Afleiding dus. Bijvoorbeeld de South Park dvd die ik cadeau kreeg van een van mijn lieve Medisch Contact collega's. Dat leek me gezellig om met de kinderen te kijken in bed. Ze waren helemaal opgetogen dat we in het grote bed een film gingen kijken (op het 13" macbookje weliswaar) maar ze waren vooral opgewonden omdat Valentijn op de hoes las dat het een 16+ film was. 'Weet je dat wel mama?!' riep hij met grote ogen en een brede grijns naar Swip, die zo mogelijk nog breder terug grijnsde.

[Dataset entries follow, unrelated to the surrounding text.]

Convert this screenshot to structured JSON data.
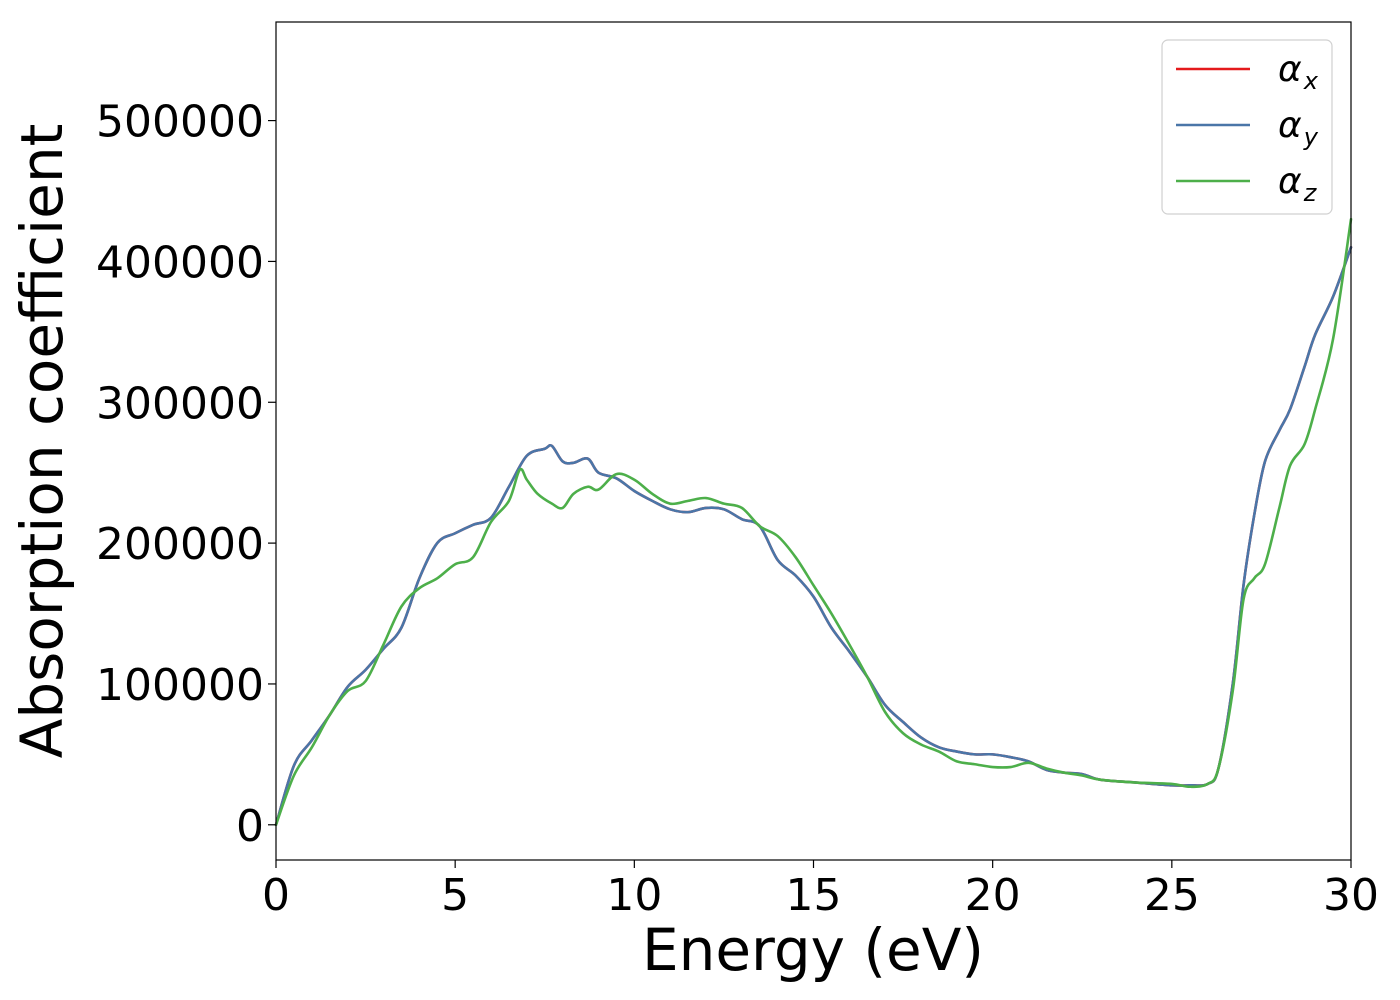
{
  "chart_data": {
    "type": "line",
    "title": "",
    "xlabel": "Energy (eV)",
    "ylabel": "Absorption coefficient",
    "xlim": [
      0,
      30
    ],
    "ylim": [
      -25000,
      570000
    ],
    "xticks": [
      0,
      5,
      10,
      15,
      20,
      25,
      30
    ],
    "xtick_labels": [
      "0",
      "5",
      "10",
      "15",
      "20",
      "25",
      "30"
    ],
    "yticks": [
      0,
      100000,
      200000,
      300000,
      400000,
      500000
    ],
    "ytick_labels": [
      "0",
      "100000",
      "200000",
      "300000",
      "400000",
      "500000"
    ],
    "grid": false,
    "legend_position": "top-right",
    "series": [
      {
        "name": "α_x",
        "legend_symbol": "α",
        "legend_subscript": "x",
        "color": "#e41a1c",
        "x": [
          0,
          0.5,
          1,
          1.5,
          2,
          2.5,
          3,
          3.5,
          4,
          4.5,
          5,
          5.5,
          6,
          6.5,
          7,
          7.5,
          7.7,
          8,
          8.3,
          8.7,
          9,
          9.5,
          10,
          10.5,
          11,
          11.5,
          12,
          12.5,
          13,
          13.5,
          14,
          14.5,
          15,
          15.5,
          16,
          16.5,
          17,
          17.5,
          18,
          18.5,
          19,
          19.5,
          20,
          20.5,
          21,
          21.5,
          22,
          22.5,
          23,
          24,
          25,
          25.5,
          26,
          26.3,
          26.7,
          27,
          27.3,
          27.6,
          28,
          28.3,
          28.7,
          29,
          29.5,
          30
        ],
        "y": [
          0,
          42000,
          60000,
          78000,
          98000,
          110000,
          125000,
          140000,
          175000,
          200000,
          207000,
          213000,
          218000,
          240000,
          262000,
          267000,
          269000,
          258000,
          257000,
          260000,
          250000,
          246000,
          237000,
          230000,
          224000,
          222000,
          225000,
          224000,
          217000,
          212000,
          188000,
          177000,
          162000,
          140000,
          123000,
          105000,
          85000,
          73000,
          62000,
          55000,
          52000,
          50000,
          50000,
          48000,
          45000,
          39000,
          37000,
          36000,
          32000,
          30000,
          28000,
          28000,
          29000,
          40000,
          100000,
          170000,
          220000,
          258000,
          280000,
          295000,
          325000,
          348000,
          375000,
          410000
        ]
      },
      {
        "name": "α_y",
        "legend_symbol": "α",
        "legend_subscript": "y",
        "color": "#4a76a8",
        "x": [
          0,
          0.5,
          1,
          1.5,
          2,
          2.5,
          3,
          3.5,
          4,
          4.5,
          5,
          5.5,
          6,
          6.5,
          7,
          7.5,
          7.7,
          8,
          8.3,
          8.7,
          9,
          9.5,
          10,
          10.5,
          11,
          11.5,
          12,
          12.5,
          13,
          13.5,
          14,
          14.5,
          15,
          15.5,
          16,
          16.5,
          17,
          17.5,
          18,
          18.5,
          19,
          19.5,
          20,
          20.5,
          21,
          21.5,
          22,
          22.5,
          23,
          24,
          25,
          25.5,
          26,
          26.3,
          26.7,
          27,
          27.3,
          27.6,
          28,
          28.3,
          28.7,
          29,
          29.5,
          30
        ],
        "y": [
          0,
          42000,
          60000,
          78000,
          98000,
          110000,
          125000,
          140000,
          175000,
          200000,
          207000,
          213000,
          218000,
          240000,
          262000,
          267000,
          269000,
          258000,
          257000,
          260000,
          250000,
          246000,
          237000,
          230000,
          224000,
          222000,
          225000,
          224000,
          217000,
          212000,
          188000,
          177000,
          162000,
          140000,
          123000,
          105000,
          85000,
          73000,
          62000,
          55000,
          52000,
          50000,
          50000,
          48000,
          45000,
          39000,
          37000,
          36000,
          32000,
          30000,
          28000,
          28000,
          29000,
          40000,
          100000,
          170000,
          220000,
          258000,
          280000,
          295000,
          325000,
          348000,
          375000,
          410000
        ]
      },
      {
        "name": "α_z",
        "legend_symbol": "α",
        "legend_subscript": "z",
        "color": "#4daf4a",
        "x": [
          0,
          0.5,
          1,
          1.5,
          2,
          2.5,
          3,
          3.5,
          4,
          4.5,
          5,
          5.5,
          6,
          6.5,
          6.8,
          7,
          7.3,
          7.7,
          8,
          8.3,
          8.7,
          9,
          9.5,
          10,
          10.5,
          11,
          11.5,
          12,
          12.5,
          13,
          13.5,
          14,
          14.5,
          15,
          15.5,
          16,
          16.5,
          17,
          17.5,
          18,
          18.5,
          19,
          19.5,
          20,
          20.5,
          21,
          21.5,
          22,
          22.5,
          23,
          24,
          25,
          25.5,
          26,
          26.3,
          26.7,
          27,
          27.3,
          27.6,
          28,
          28.3,
          28.7,
          29,
          29.5,
          30
        ],
        "y": [
          0,
          35000,
          55000,
          78000,
          95000,
          102000,
          128000,
          155000,
          168000,
          175000,
          185000,
          190000,
          215000,
          230000,
          252000,
          245000,
          235000,
          228000,
          225000,
          235000,
          240000,
          238000,
          249000,
          245000,
          235000,
          228000,
          230000,
          232000,
          228000,
          225000,
          212000,
          205000,
          190000,
          170000,
          150000,
          128000,
          105000,
          80000,
          65000,
          57000,
          52000,
          45000,
          43000,
          41000,
          41000,
          44000,
          40000,
          37000,
          35000,
          32000,
          30000,
          29000,
          27000,
          29000,
          40000,
          95000,
          160000,
          175000,
          185000,
          225000,
          255000,
          270000,
          295000,
          345000,
          430000
        ]
      }
    ]
  }
}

Maar toen had ik al beloofd dat we gingen kijken en ach… een tekenfilm, het leek me pedagogisch wel verantwoord, met mij erbij. Dacht ik.
(Ter verdediging: ik kende SouthPark tot voor deze dvd eigenlijk niet, dus had geen idee wat er zo 16+ aan de film was…)

We lagen in bed en de dvd ging aan. Al snel lagen de jongens gierend van het lachen links naast me in bed. Lulu, rechts van me kon het allemaal niet zo snel volgen. Zo klein als ze is, kan ze hartstikke goed lezen, maar op dat kleine schermpje kwamen wel erg veel onbekende, lange woorden voorbij in de ondertiteling en in razend tempo. Dat ging haar gewoon te vlug. Of ik alsjeblieft de ondertiteling wilde voorlezen.
Hmmm. Een pedagogische spagaat. 
Want het voorlezen van 'hollikkende oomneuker' of 'pijpende reetroeier' leek me geen goed idee, maar het losjes vertalen naar iets meer uit de belevingswereld van 6+ ('Jij lelijke snotterige billenknijper?'), was het ook niet.  Lulu geloofde niks van mijn vertaling want waarom zouden haar broertjes dáár nou zo hysterisch over lachen? Ze haakte snel af, en ging beneden tekenen voor Sinterklaas. 
Op de dvd ging het onverminderd door met het over de top vuilbekken. Af en toe probeerden de jongens en ik iets mee te roepen, of na te zeggen en lachten om de absurditeit van de scheldwoorden. 
Gek genoeg moest ik opeens aan Shakespeare denken, MacBeth. Als Macduff hoort dat zijn vrouw en kinderen zijn vermoord, versteent hij bijna van verdriet. Hij wordt geadviseerd : 
"Give sorrow words. The grief that does not speak whispers the o'er-fraught heart, and bids it break."
Benoem je verdriet, je angst en je woede en dan kun je het aan.
Shakespeare had ongetwijfeld niet in gedachten dat verdriet verwoord zou worden als "pikkenlikkende biggenneukende alvleesklierkanker" maar het hielp wel eventjes het beestje een naam te geven.